Automated Ribotyping of Vancomycin-Resistant Enterococcus faecium Isolates

Abstract

Vancomycin-resistant Enterococcus faecium (VREF) strains represent an important threat in hospital infections in the United States and are found at high frequencies in both the community and farm animals in Europe. We evaluated automated ribotyping for interlaboratory reproducibility by using the restriction enzymes EcoRI and BamHI and compared ribotyping to both amplification of fragment length polymorphism (AFLP) analysis and multilocus sequence typing (MLST) to assess its discriminatory power and capacity for the identification of epidemiologically important strains. Of 19 (EcoRI) and 16 (BamHI) isolates tested in duplicate in two laboratories, 18 (95%) and 16 (100%), respectively, showed reproducible ribotypes. These high reproducibility rates were obtained only after manual refinement of the automated fingerprint analysis. A group of 49 VREF strains initially selected to represent 32 distinct AFLP types were separated into 28 EcoRI ribotypes, 25 BamHI ribotypes, and 28 sequence types.

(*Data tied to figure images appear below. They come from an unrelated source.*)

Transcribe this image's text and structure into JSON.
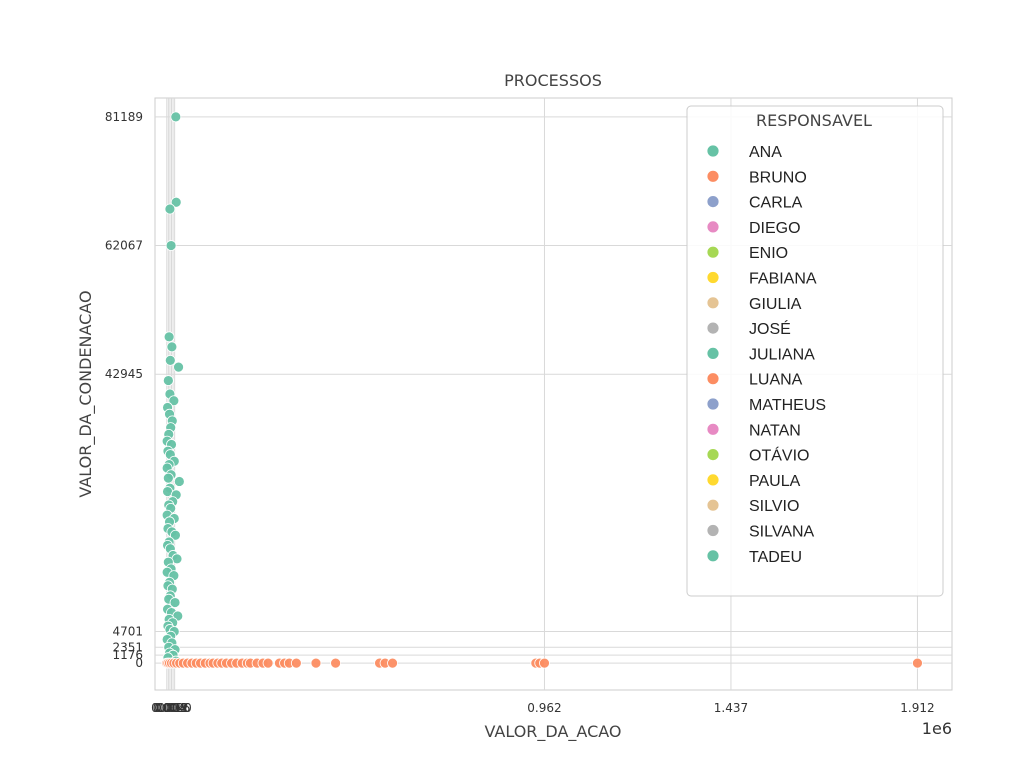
{
  "chart_data": {
    "type": "scatter",
    "title": "PROCESSOS",
    "xlabel": "VALOR_DA_ACAO",
    "ylabel": "VALOR_DA_CONDENACAO",
    "x_offset_label": "1e6",
    "xlim": [
      -30000,
      2000000
    ],
    "ylim": [
      -4000,
      84000
    ],
    "x_ticks": [
      {
        "value": 0,
        "label": "0"
      },
      {
        "value": 4000,
        "label": "0.004"
      },
      {
        "value": 8000,
        "label": "0.008"
      },
      {
        "value": 12000,
        "label": "0.012"
      },
      {
        "value": 16000,
        "label": "0.016"
      },
      {
        "value": 20000,
        "label": "0.020"
      },
      {
        "value": 962000,
        "label": "0.962"
      },
      {
        "value": 1437000,
        "label": "1.437"
      },
      {
        "value": 1912000,
        "label": "1.912"
      }
    ],
    "y_ticks": [
      {
        "value": 0,
        "label": "0"
      },
      {
        "value": 1176,
        "label": "1176"
      },
      {
        "value": 2351,
        "label": "2351"
      },
      {
        "value": 4701,
        "label": "4701"
      },
      {
        "value": 42945,
        "label": "42945"
      },
      {
        "value": 62067,
        "label": "62067"
      },
      {
        "value": 81189,
        "label": "81189"
      }
    ],
    "grid": true,
    "legend_placement": "upper-right",
    "legend_title": "RESPONSAVEL",
    "legend": [
      {
        "name": "ANA",
        "color": "#66c2a5"
      },
      {
        "name": "BRUNO",
        "color": "#fc8d62"
      },
      {
        "name": "CARLA",
        "color": "#8da0cb"
      },
      {
        "name": "DIEGO",
        "color": "#e78ac3"
      },
      {
        "name": "ENIO",
        "color": "#a6d854"
      },
      {
        "name": "FABIANA",
        "color": "#ffd92f"
      },
      {
        "name": "GIULIA",
        "color": "#e5c494"
      },
      {
        "name": "JOSÉ",
        "color": "#b3b3b3"
      },
      {
        "name": "JULIANA",
        "color": "#66c2a5"
      },
      {
        "name": "LUANA",
        "color": "#fc8d62"
      },
      {
        "name": "MATHEUS",
        "color": "#8da0cb"
      },
      {
        "name": "NATAN",
        "color": "#e78ac3"
      },
      {
        "name": "OTÁVIO",
        "color": "#a6d854"
      },
      {
        "name": "PAULA",
        "color": "#ffd92f"
      },
      {
        "name": "SILVIO",
        "color": "#e5c494"
      },
      {
        "name": "SILVANA",
        "color": "#b3b3b3"
      },
      {
        "name": "TADEU",
        "color": "#66c2a5"
      }
    ],
    "series": [
      {
        "color": "#66c2a5",
        "points": [
          [
            23000,
            81189
          ],
          [
            24000,
            68500
          ],
          [
            8000,
            67500
          ],
          [
            11000,
            62067
          ],
          [
            30000,
            44000
          ],
          [
            6000,
            48500
          ],
          [
            13000,
            47000
          ],
          [
            9000,
            45000
          ],
          [
            4000,
            42000
          ],
          [
            8000,
            40000
          ],
          [
            18000,
            39000
          ],
          [
            2000,
            38000
          ],
          [
            7000,
            37000
          ],
          [
            14000,
            36000
          ],
          [
            10000,
            35000
          ],
          [
            5000,
            34000
          ],
          [
            1000,
            33000
          ],
          [
            12000,
            32500
          ],
          [
            3000,
            31500
          ],
          [
            9000,
            31000
          ],
          [
            19000,
            30000
          ],
          [
            6000,
            29500
          ],
          [
            1000,
            29000
          ],
          [
            11000,
            28000
          ],
          [
            4000,
            27500
          ],
          [
            32000,
            27000
          ],
          [
            8000,
            26000
          ],
          [
            2000,
            25500
          ],
          [
            24000,
            25000
          ],
          [
            15000,
            24000
          ],
          [
            5000,
            23500
          ],
          [
            10000,
            23000
          ],
          [
            1000,
            22000
          ],
          [
            19000,
            21500
          ],
          [
            7000,
            21000
          ],
          [
            3000,
            20000
          ],
          [
            13000,
            19500
          ],
          [
            22000,
            19000
          ],
          [
            6000,
            18000
          ],
          [
            2000,
            17500
          ],
          [
            9000,
            17000
          ],
          [
            16000,
            16000
          ],
          [
            26000,
            15500
          ],
          [
            4000,
            15000
          ],
          [
            11000,
            14000
          ],
          [
            1000,
            13500
          ],
          [
            18000,
            13000
          ],
          [
            7000,
            12000
          ],
          [
            3000,
            11500
          ],
          [
            14000,
            11000
          ],
          [
            9000,
            10000
          ],
          [
            5000,
            9500
          ],
          [
            21000,
            9000
          ],
          [
            2000,
            8000
          ],
          [
            12000,
            7500
          ],
          [
            28000,
            7000
          ],
          [
            6000,
            6500
          ],
          [
            15000,
            6000
          ],
          [
            3000,
            5500
          ],
          [
            8000,
            5000
          ],
          [
            19000,
            4701
          ],
          [
            10000,
            4000
          ],
          [
            1000,
            3500
          ],
          [
            13000,
            3000
          ],
          [
            5000,
            2351
          ],
          [
            21000,
            2000
          ],
          [
            7000,
            1500
          ],
          [
            16000,
            1176
          ],
          [
            3000,
            800
          ],
          [
            23000,
            300
          ],
          [
            11000,
            0
          ],
          [
            160000,
            0
          ],
          [
            5000,
            0
          ]
        ]
      },
      {
        "color": "#fc8d62",
        "points": [
          [
            0,
            0
          ],
          [
            3000,
            0
          ],
          [
            7000,
            0
          ],
          [
            12000,
            0
          ],
          [
            18000,
            0
          ],
          [
            25000,
            0
          ],
          [
            33000,
            0
          ],
          [
            42000,
            0
          ],
          [
            53000,
            0
          ],
          [
            64000,
            0
          ],
          [
            75000,
            0
          ],
          [
            86000,
            0
          ],
          [
            98000,
            0
          ],
          [
            110000,
            0
          ],
          [
            118000,
            0
          ],
          [
            130000,
            0
          ],
          [
            140000,
            0
          ],
          [
            152000,
            0
          ],
          [
            165000,
            0
          ],
          [
            178000,
            0
          ],
          [
            192000,
            0
          ],
          [
            205000,
            0
          ],
          [
            213000,
            0
          ],
          [
            230000,
            0
          ],
          [
            245000,
            0
          ],
          [
            258000,
            0
          ],
          [
            287000,
            0
          ],
          [
            300000,
            0
          ],
          [
            312000,
            0
          ],
          [
            330000,
            0
          ],
          [
            380000,
            0
          ],
          [
            430000,
            0
          ],
          [
            542000,
            0
          ],
          [
            556000,
            0
          ],
          [
            575000,
            0
          ],
          [
            940000,
            0
          ],
          [
            950000,
            0
          ],
          [
            962000,
            0
          ],
          [
            1912000,
            0
          ]
        ]
      }
    ]
  }
}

Ribotyping with EcoRI and BamHI was able to discern the host-specific genogroups recently disclosed by AFLP typing and MLST and to distinguish most strains containing the esp gene, a marker specific for strains causing hospital outbreaks. An expandable ribotype identification library was created. We recommend EcoRI as the enzyme of choice for automated ribotyping of VREF strains. Given the high level of discrimination of VREF strains, the high rate of interlaboratory reproducibility, and the potential for the identification of epidemiologically important genotypes, automated ribotyping appears to be a very valuable approach for characterizing VREF strains.